Por aí se vê que ele, embora seja um conservador católico, nunca passou as vistas num compêndio de Doutrina Social da Igreja, que usa a expressão "livre mercado" (diz que "é uma instituição socialmente importante pela sua capacidade de garantir resultados eficientes na produção de bens e serviços") ao tempo que exorta do Estado a orientá-lo e dirigi-lo ("o livre mercado pode produzir efeitos benéficos para a coletividade somente em presença de uma organização do Estado que defina e oriente a direção do desenvolvimento econômico"). Alguém precisa avisar ao Vaticano que a Doutrina Social da Igreja usa conceitos falsos e é revolucionária, porque Garschagen diz. Certas coisas do "conservadorismo" egresso do olavismo impressionam; ainda mais no Brasil, um país cuja formação obriga qualquer conservador, independente do credo, a ter algum conhecimento das instituições católicas.
Quanto à segunda parte do mote, "conservador nos costumes", Garschagen também rechaça, porque "como o conservador olha para o passado como um sábio conselheiro, vai defender um determinado costume que é correto e virtuoso assim como rejeitar o costume que é errado e vicioso" (p. 72). Como discernir o tipo de costume? Parece que o tempo ajuda, pois há "posições circunstanciais adotadas no passado, num dado momento histórico, cultural, social específico, mas que são, atualmente, inaceitáveis". Já que conservadorismo é bons modos, é possível concluir que um conservador deve aceitar algo como a membrodiversidade, desde que converse com um Saci Pererê educado. É mais ou menos o ethos do Partido Republicano nos EUA; e se você for além do Partido Republicano, é um extremista mal-educado.
Capítulo 3
Voltando para o Brasil, vamos ao capítulo 3, que trata do conservadorismo no Brasil.
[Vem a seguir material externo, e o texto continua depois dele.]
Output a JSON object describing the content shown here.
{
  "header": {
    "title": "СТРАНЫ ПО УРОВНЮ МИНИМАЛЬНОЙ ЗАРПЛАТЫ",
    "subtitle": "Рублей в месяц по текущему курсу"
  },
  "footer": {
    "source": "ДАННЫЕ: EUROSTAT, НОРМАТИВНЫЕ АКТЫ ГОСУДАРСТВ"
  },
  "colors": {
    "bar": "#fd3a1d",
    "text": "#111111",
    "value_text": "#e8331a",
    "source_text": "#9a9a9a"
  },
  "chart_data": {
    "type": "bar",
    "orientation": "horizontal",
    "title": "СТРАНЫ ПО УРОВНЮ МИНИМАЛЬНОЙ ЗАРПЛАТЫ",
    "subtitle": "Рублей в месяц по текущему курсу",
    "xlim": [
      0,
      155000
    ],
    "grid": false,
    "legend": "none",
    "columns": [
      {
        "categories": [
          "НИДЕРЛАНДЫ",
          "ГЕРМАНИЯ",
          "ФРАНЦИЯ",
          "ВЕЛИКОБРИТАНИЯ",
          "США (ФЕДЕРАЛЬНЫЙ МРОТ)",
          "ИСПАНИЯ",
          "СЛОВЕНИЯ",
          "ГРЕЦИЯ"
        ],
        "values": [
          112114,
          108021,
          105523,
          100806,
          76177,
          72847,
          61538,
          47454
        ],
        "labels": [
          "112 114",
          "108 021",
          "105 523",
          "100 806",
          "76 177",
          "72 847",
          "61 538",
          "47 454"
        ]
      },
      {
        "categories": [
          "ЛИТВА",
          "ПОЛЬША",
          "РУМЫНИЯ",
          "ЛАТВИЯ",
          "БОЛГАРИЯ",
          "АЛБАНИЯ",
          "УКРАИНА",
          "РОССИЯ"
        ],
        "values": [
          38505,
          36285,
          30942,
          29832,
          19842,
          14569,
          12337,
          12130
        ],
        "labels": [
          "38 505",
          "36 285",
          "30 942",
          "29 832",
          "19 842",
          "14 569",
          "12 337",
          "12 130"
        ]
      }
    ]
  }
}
Embora alegue não transplantar estrangeirismos para analisar a realidade brasileira, é exatamente isso que ele faz. Garschagen decalca na História do Brasil os mesmos contornos que ele traçara na História da Inglaterra. Cá como lá, ele faz coincidirem conservadorismo com Partido Conservador. Aqui, explica ele, tal partido "era uma das duas grandes forças políticas do país durante o Segundo Império (ou Segundo Reinado, como se convencionou chamar)" (p. 80). A outra grande força era o Partido Liberal, e o Imperador, pelo jeito, não é computado como grande força, fazendo as vezes de (literalmente) Rainha da Inglaterra.
Assim, tal como o conservadorismo inglês seria (segundo Garschagen) um fenômeno parlamentarista numa monarquia limitada, o conservadorismo brasileiro idem, limitando-se a sua existência histórica ao Segundo Reinado. Luzias e saquaremas são transpostos para a realidade dos whigs e tories.
O resumo que ele faz do período se baseia quase que exclusivamente na obra Os construtores do Império, do historiador monarquista João Camilo de Oliveira Torres (1915 - 1973). Os monarquistas brasileiros costumam execrar a Proclamação da República como um abominável golpe militar, e Garschagen faz o mesmo. Mas para ele isso é ainda mais pesado, porque acabou o Partido Conservador, que foi a nossa "luminosa constelação política". Depois de 1889, só trevas. Aprendemos que "no Brasil de hoje [...] existe um regime revolucionário anticonservador e impossível de ser reformado", de modo que "o conservador será agente ativo da mudança de regime, optando, preferencialmente, pelo modelo que já vigorou no país no século XIX e fazendo as devidas adaptações", a fim de "criar incentivos positivos para debelar crises [...] sem a demora e o trauma de um processo de impeachment presidencial" (p. 113-114). Ou seja, depois de fazer a Lilia Schwarcz e ficar chorando as pitangas do "autoritarismo brasileiro", temos que virar parlamentaristas para ficar derrubando presidente com facilidade, porque isso é muito conservador e respeitador da autoridade.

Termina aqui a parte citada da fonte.